Pretender to the Crown: Landon Donovan, USA
The United States is one of the last great frontiers for football, and has yet to produce a player truly capable of standing toe to toe with the big guns of Europe and South America. Landon Donovan, however, is arguably the best player the USA has ever produced, and his brief loan stint with Everton this winter earned him rave reviews and instant cult status with the Goodison faithful. With a relatively comfortable World Cup draw, he’ll be given every chance to shine this summer, and maybe, help shine a brighter light on American soccer.
The Home Turf Hero
The Current King: Salvatore Schillaci, Italy (Italy 1990)

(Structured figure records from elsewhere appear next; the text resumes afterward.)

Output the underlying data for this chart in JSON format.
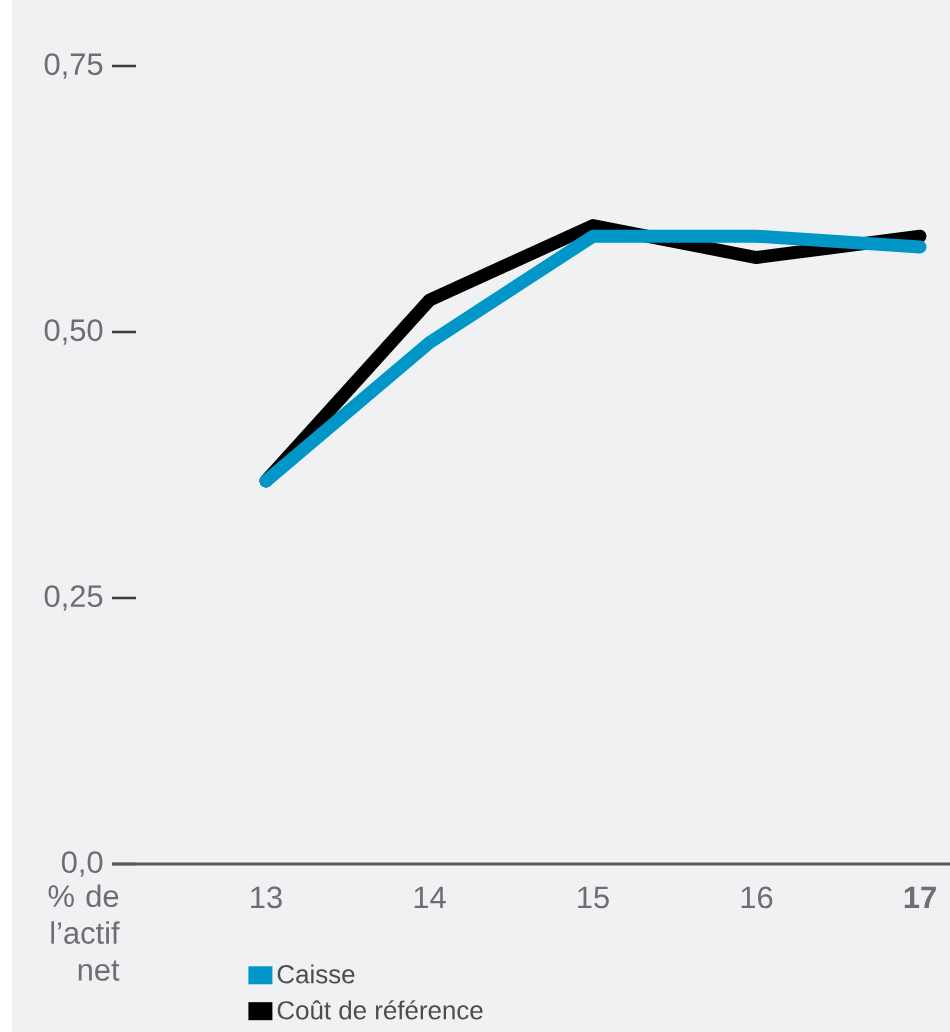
{
  "chart_data": {
    "type": "line",
    "ylabel": "% de l’actif net",
    "categories": [
      "13",
      "14",
      "15",
      "16",
      "17"
    ],
    "series": [
      {
        "name": "Caisse",
        "color": "#0096c8",
        "values": [
          0.36,
          0.49,
          0.59,
          0.59,
          0.58
        ]
      },
      {
        "name": "Coût de référence",
        "color": "#000000",
        "values": [
          0.36,
          0.53,
          0.6,
          0.57,
          0.59
        ]
      }
    ],
    "ylim": [
      0,
      0.75
    ],
    "yticks": [
      {
        "value": 0,
        "label": "0,0"
      },
      {
        "value": 0.25,
        "label": "0,25"
      },
      {
        "value": 0.5,
        "label": "0,50"
      },
      {
        "value": 0.75,
        "label": "0,75"
      }
    ],
    "legend": "bottom",
    "grid": false
  }
}
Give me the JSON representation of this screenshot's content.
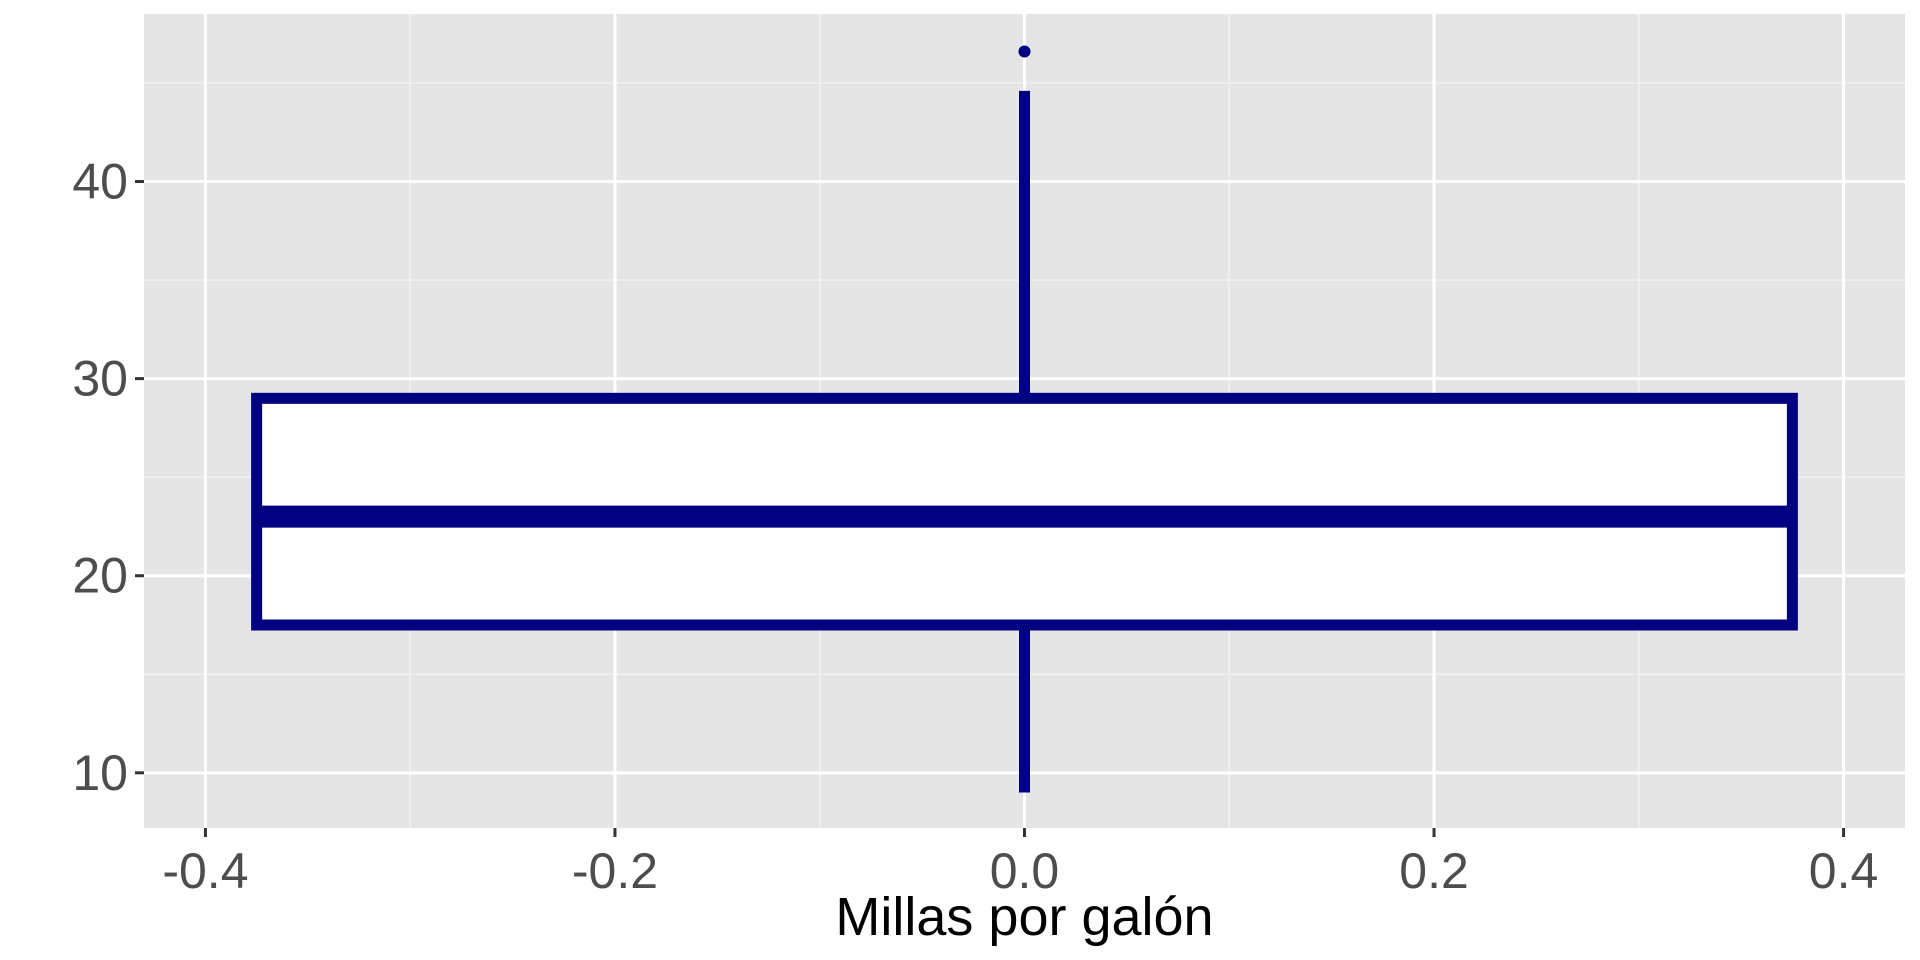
{
  "chart_data": {
    "type": "boxplot",
    "title": "",
    "xlabel": "Millas por galón",
    "ylabel": "",
    "xlim": [
      -0.43,
      0.43
    ],
    "ylim": [
      7.2,
      48.5
    ],
    "x_ticks": [
      -0.4,
      -0.2,
      0.0,
      0.2,
      0.4
    ],
    "x_tick_labels": [
      "-0.4",
      "-0.2",
      "0.0",
      "0.2",
      "0.4"
    ],
    "y_ticks": [
      10,
      20,
      30,
      40
    ],
    "y_tick_labels": [
      "10",
      "20",
      "30",
      "40"
    ],
    "grid": true,
    "colors": {
      "panel_background": "#e5e5e5",
      "grid_major": "#ffffff",
      "grid_minor": "#f2f2f2",
      "box_line": "#000080",
      "box_fill": "#ffffff",
      "outlier": "#000080"
    },
    "box": {
      "center": 0.0,
      "half_width": 0.375,
      "min": 9.0,
      "q1": 17.5,
      "median": 23.0,
      "q3": 29.0,
      "max": 44.6,
      "outliers": [
        46.6
      ]
    }
  }
}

Although his ecstatic face became, for many, the lasting image of Italia 90, “Toto” Schillachi didn’t even make his Azzuri debut until he was subbed into Italy’s first group match. Despite this, he went on to score six goals, and became just the second player to win the World Cup golden boot on home soil. Amazingly, he would only score one more international goal for Italy, but this flash in the pan lit up his whole country for a month, and etched his name into the record books.
Pretender to the Crown: Didier Drogba, Ivory Coast
The tournament may be hosted in South Africa, but it’s swiftly becoming a seminal moment for all of African football, and if an African player is to take home the Golden Boot, it will probably be Didier Drogba. Although a controversial and divisive figure on and off the pitch, the Ivory Coast captain is a powerful striker with an impressive goal scoring record.
The Golden Pairing
The Current Kings: Ronaldo and Rivaldo, Brazil (Korea/Japan 2002)
Ronaldo and Rivaldo came into the 2002 World Cup as arguably the most talented attacking pair in the world. At least one half of the duo scored in every single one of Brazil’s World Cup matches, and they both netted on seven separate occasions, finishing as first and joint second highest scorers, respectively, while leading their country to its fifth World Cup title. Fittingly, both were named to the team of the tournament, with Ronaldo also ending up with the Silver Ball and World Player of The Year honors.
Pretenders to the Crown: Fernando Torres and David Villa, Spain
Fresh off of their historic Euro 2008 win, where Villa was top scorer, there is no more in-form and dangerous pair of forwards in the world. Both are technically gifted natural finishers, and consistently put up excellent numbers. Like Brazil in 2002, Villa and Torres have an absurdly talented squad supporting them, and are seen by many as clear favorites to win the tournament. If they are to do so, they would do well to learn from the unselfishly brilliant play of their Brazilian predecessors.